Der Medienwissenschaftler Michael Haller hat mit der Uni Leipzig und der Hamburg Media School eine umfangreiche Studie und Analyse der Medienberichterstattung zur Flüchtlingskrise 2015 und 2016 erstellt. Das Ergebnis: Die Medien haben sehr einseitig und im Sinne der Bundesregierung berichtet. Im Interview erklärt der ehemalige Leipziger Professor, warum man die AfD öfter einbeziehen sollte und »Lügenpresse«-Rufer trotzdem nicht unterstützt.
kreuzer: Die Zeit, die Ihre Studie vorstellte, schrieb: »Medien haben in der Flüchtlingskrise versagt«. Warum ist diese Überschrift fasch?
MICHAEL HALLER: »Versagen« nennt man das totale Scheitern. Der Informationsjournalismus, den wir untersucht haben, ist nicht total gescheitert. Er hat aber einige – aus meiner Sicht sehr bedeutsame – Funktionen nicht erfüllt. Darum sprechen wir von »Dysfunktionen«.
kreuzer: Welche Ergebnisse Ihrer Studie haben Sie selbst überrascht?
HALLER: Nicht erwartet habe ich, dass die direkt Beteiligten – Helfer, Initianten, lokale Gremien, behördlich Zuständige, Flüchtlinge – derart wenig Beachtung fanden. Und dass die Experten – wir haben in Deutschland sehr kompetente Migrationsexperten und Extremismusforscher – praktisch nie zu Wort kamen. Überrascht hat mich auch, dass die drei meinungsführenden Tageszeitungen in ihren Berichten derart deutlich Meinungsmache betreiben, dass also die Trennung von Nachricht und Kommentar sich im Informationsjournalismus schon so weit aufgelöst hat. Das halte für einen sehr bedenklichen Trend.
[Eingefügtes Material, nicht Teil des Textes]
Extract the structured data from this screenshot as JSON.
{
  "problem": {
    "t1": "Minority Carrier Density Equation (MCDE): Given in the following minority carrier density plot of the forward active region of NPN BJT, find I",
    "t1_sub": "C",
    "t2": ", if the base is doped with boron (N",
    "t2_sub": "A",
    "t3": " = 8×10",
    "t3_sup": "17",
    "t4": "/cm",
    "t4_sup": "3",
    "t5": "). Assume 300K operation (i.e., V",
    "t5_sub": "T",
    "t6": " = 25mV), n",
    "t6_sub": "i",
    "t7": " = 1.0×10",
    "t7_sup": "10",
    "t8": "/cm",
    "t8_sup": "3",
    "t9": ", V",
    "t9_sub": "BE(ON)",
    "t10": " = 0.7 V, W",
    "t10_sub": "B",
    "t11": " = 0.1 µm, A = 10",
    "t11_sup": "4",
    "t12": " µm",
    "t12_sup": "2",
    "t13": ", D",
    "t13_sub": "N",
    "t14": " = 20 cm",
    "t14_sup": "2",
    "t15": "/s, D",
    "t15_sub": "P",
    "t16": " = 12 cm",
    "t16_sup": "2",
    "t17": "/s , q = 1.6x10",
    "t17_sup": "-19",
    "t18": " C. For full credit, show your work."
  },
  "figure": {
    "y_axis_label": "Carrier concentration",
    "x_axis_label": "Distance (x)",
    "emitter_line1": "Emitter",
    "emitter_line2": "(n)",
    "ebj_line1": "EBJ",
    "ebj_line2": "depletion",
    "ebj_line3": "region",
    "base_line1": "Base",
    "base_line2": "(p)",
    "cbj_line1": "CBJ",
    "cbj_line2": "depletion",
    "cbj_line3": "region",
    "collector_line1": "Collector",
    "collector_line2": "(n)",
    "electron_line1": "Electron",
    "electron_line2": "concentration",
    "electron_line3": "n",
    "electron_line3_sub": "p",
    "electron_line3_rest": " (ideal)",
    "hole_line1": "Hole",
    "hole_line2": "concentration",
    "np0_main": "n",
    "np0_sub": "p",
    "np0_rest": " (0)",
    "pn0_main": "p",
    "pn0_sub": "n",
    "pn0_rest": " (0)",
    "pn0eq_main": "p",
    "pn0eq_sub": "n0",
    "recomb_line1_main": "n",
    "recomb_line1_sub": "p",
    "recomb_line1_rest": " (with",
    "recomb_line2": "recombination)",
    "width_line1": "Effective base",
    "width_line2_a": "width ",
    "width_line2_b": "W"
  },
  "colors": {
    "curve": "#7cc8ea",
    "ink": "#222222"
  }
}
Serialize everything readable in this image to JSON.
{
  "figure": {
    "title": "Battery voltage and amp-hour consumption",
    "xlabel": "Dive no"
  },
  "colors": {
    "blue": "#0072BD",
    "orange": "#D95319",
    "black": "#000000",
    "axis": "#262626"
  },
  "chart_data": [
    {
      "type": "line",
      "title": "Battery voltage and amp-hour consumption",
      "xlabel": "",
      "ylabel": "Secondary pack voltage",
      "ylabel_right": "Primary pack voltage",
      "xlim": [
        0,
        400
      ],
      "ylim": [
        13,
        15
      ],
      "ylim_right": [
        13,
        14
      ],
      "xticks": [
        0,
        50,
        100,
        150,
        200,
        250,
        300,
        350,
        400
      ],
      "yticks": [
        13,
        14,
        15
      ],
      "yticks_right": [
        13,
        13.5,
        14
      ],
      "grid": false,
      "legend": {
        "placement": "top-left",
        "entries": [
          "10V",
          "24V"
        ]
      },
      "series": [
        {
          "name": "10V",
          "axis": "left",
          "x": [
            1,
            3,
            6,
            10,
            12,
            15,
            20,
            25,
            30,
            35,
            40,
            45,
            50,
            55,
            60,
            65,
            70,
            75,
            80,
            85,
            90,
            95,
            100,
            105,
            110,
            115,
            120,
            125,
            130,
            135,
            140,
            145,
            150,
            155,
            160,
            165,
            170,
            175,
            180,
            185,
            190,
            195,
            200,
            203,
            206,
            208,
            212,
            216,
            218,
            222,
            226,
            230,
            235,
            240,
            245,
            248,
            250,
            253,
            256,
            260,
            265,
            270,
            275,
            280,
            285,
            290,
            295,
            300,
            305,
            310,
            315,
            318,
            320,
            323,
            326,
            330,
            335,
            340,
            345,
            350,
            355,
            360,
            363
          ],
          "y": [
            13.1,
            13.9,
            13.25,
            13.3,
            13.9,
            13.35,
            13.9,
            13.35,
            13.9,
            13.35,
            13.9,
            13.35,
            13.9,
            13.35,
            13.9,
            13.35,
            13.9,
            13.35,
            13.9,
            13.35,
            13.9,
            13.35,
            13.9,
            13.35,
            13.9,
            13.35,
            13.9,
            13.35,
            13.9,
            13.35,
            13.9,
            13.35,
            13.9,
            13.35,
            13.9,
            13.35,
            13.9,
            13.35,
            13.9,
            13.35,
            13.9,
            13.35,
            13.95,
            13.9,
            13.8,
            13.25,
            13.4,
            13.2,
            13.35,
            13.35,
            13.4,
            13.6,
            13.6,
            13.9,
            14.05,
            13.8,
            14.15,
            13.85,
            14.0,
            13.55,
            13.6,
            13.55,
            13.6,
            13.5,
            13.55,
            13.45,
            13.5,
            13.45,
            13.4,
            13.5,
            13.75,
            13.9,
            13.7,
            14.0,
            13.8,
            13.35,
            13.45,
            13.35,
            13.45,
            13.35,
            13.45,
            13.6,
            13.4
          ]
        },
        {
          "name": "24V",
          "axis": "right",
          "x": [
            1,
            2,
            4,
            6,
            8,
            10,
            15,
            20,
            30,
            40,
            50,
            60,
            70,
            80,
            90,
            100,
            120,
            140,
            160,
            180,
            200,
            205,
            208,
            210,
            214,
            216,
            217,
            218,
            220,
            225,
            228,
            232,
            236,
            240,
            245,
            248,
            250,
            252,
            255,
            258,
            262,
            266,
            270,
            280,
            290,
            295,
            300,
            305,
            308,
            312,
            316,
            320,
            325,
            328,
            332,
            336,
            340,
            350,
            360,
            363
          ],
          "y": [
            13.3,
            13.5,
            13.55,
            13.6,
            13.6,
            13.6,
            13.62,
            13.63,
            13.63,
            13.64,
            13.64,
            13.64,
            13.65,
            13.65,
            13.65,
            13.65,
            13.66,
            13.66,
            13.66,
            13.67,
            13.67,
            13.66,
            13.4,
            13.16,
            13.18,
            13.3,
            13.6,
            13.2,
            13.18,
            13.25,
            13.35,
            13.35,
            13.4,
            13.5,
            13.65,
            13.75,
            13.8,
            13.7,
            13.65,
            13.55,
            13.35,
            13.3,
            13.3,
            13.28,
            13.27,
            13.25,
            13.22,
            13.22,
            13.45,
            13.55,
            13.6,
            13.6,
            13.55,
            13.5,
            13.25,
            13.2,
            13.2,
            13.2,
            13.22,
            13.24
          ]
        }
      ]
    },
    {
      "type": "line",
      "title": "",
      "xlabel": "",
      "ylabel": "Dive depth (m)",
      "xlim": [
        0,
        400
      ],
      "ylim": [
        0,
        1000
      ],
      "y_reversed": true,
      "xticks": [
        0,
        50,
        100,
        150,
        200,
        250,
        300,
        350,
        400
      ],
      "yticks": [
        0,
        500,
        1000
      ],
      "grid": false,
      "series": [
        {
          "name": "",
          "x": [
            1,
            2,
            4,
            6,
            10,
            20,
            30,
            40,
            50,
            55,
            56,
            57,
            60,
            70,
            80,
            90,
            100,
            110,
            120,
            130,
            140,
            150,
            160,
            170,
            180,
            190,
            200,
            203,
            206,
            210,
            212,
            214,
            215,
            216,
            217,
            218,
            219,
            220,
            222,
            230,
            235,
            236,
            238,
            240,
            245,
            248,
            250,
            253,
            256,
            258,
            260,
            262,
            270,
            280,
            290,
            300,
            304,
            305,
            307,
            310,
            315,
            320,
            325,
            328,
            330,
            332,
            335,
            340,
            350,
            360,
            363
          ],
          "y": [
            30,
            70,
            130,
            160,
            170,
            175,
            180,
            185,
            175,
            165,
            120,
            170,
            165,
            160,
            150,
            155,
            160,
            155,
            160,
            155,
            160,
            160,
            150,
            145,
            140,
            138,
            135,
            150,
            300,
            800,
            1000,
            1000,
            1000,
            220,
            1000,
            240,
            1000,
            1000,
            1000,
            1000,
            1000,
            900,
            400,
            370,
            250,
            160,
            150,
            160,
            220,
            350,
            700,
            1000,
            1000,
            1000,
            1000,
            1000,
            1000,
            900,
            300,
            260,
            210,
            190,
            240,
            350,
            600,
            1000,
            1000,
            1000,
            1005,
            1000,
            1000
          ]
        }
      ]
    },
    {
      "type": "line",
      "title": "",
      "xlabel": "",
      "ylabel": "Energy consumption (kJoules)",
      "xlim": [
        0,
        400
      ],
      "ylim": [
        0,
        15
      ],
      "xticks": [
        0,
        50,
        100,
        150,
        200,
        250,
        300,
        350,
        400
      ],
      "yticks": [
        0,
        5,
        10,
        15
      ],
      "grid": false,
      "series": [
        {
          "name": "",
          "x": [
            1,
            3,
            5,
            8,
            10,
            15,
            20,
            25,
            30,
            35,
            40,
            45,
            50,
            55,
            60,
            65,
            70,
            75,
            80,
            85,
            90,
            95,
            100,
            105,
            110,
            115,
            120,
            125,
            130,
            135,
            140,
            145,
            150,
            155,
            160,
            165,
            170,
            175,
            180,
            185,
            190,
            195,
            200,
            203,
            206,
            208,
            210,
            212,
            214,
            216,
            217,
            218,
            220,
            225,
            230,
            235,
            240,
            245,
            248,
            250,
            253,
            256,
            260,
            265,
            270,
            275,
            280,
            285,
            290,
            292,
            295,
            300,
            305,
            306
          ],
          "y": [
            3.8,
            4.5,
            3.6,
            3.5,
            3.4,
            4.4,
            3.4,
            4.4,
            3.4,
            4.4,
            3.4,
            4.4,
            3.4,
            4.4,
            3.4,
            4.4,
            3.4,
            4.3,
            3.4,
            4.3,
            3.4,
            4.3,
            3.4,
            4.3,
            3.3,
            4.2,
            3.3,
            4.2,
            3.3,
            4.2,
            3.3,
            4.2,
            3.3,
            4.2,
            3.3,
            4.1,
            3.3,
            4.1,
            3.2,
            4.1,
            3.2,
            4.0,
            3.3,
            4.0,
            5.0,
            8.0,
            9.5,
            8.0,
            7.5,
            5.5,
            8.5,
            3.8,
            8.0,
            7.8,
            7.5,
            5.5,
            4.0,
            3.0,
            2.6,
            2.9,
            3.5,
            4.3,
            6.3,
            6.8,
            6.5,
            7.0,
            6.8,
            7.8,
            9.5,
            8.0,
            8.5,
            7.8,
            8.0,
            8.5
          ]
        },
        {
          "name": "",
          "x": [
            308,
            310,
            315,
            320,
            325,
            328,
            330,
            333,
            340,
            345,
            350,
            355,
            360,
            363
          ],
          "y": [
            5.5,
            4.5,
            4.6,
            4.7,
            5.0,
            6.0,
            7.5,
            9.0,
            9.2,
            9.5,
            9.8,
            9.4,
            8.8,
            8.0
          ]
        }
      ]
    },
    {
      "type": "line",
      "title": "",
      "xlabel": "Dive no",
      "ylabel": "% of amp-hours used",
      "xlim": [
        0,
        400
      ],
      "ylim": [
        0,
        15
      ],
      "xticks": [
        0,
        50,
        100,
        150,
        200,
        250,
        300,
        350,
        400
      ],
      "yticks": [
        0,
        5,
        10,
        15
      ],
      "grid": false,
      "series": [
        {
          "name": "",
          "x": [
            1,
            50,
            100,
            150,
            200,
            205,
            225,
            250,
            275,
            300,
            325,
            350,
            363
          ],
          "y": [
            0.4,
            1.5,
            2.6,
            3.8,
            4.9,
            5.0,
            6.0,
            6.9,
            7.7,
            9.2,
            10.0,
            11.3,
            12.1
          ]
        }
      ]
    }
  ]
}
kreuzer: Sie haben selbst gesagt, viele Medien hätten während der sogenannten Flüchtlingskrise nahezu PR für die Bundesregierung gemacht. Worauf sollten Medienmacher in Zukunft achten, um das zu vermeiden?
HALLER: Sich nicht in den Dienst von Kampagnen stellen (lassen), nicht den Mächtigen das Speicheltuch reichen - sondern umgekehrt: Aus der Sicht der BürgerInnen die Machthabenden befragen und sie zur Verantwortung ziehen. Wie gesagt: Dies gilt für den Informationsjournalismus. Der vergleichsweise »entschleunigte« Magazin- und Unterhaltungsjournalismus, auch Fachmedien und Nischenprodukte folgen anderen Erwartungen und Ansprüchen.
kreuzer: In der Studie heißt es auch: »Akteure der Parteien und Gruppen am rechten politischen Rand - die in mehreren Bundesländern in den Parlamenten sitzen - hatten in der medialen Öffentlichkeit zu diesem Thema offenbar nichts Relevantes zu sagen. Wenn sie erwähnt wurden, dann nur beiläufig. « Sollte man rechte Akteure wirklich häufiger öffentlich zitieren?
HALLER: Es kommt nicht aufs Zitieren an, sondern darauf, auch unbequeme Gruppen und Parteien, soweit sie auf dem Boden unserer Grundordnung stehen und diese bejahen, in den öffentlichen Diskurs einzubeziehen. Eine nationalistisch eingestellte Partei, die in mehr als zehn Landesparlamenten eine aktive Oppositionspolitik betreibt, muss man journalistisch ebenso ernst nehmen wie jede andere Parlamentspartei. Die Strategie des Ausblendens und Übergehens erreicht das Gegenteil des Erwünschten: Die »Lügenpresse«-Rufer nehmen zu, ebenso jene, die ihnen hinterherlaufen.
kreuzer: Wie kann man Medienkritik noch sinnvoll gestalten, ohne diese »Lügenpresse« und »Mainstream«-Rufe weiter zu füttern?
HALLER: Es führt kein Weg daran vorbei: Wir müssen analysieren, aufklären, nachdenken, Transparenz herstellen! Im Unterschied zur Türkei und derzeit zu Polen leben wir in einer informationsoffenen Gesellschaft, die das Prinzip der Meinungsfreiheit hochhält. Da müssen wir auch in Kauf nehmen, dass Informationen missbraucht und Meinungen verdreht werden. Wo kämen wir hin, wenn wir die Idee der Aufklärung begraben würden, nur, weil es auch noch Populisten und Krakeeler gibt!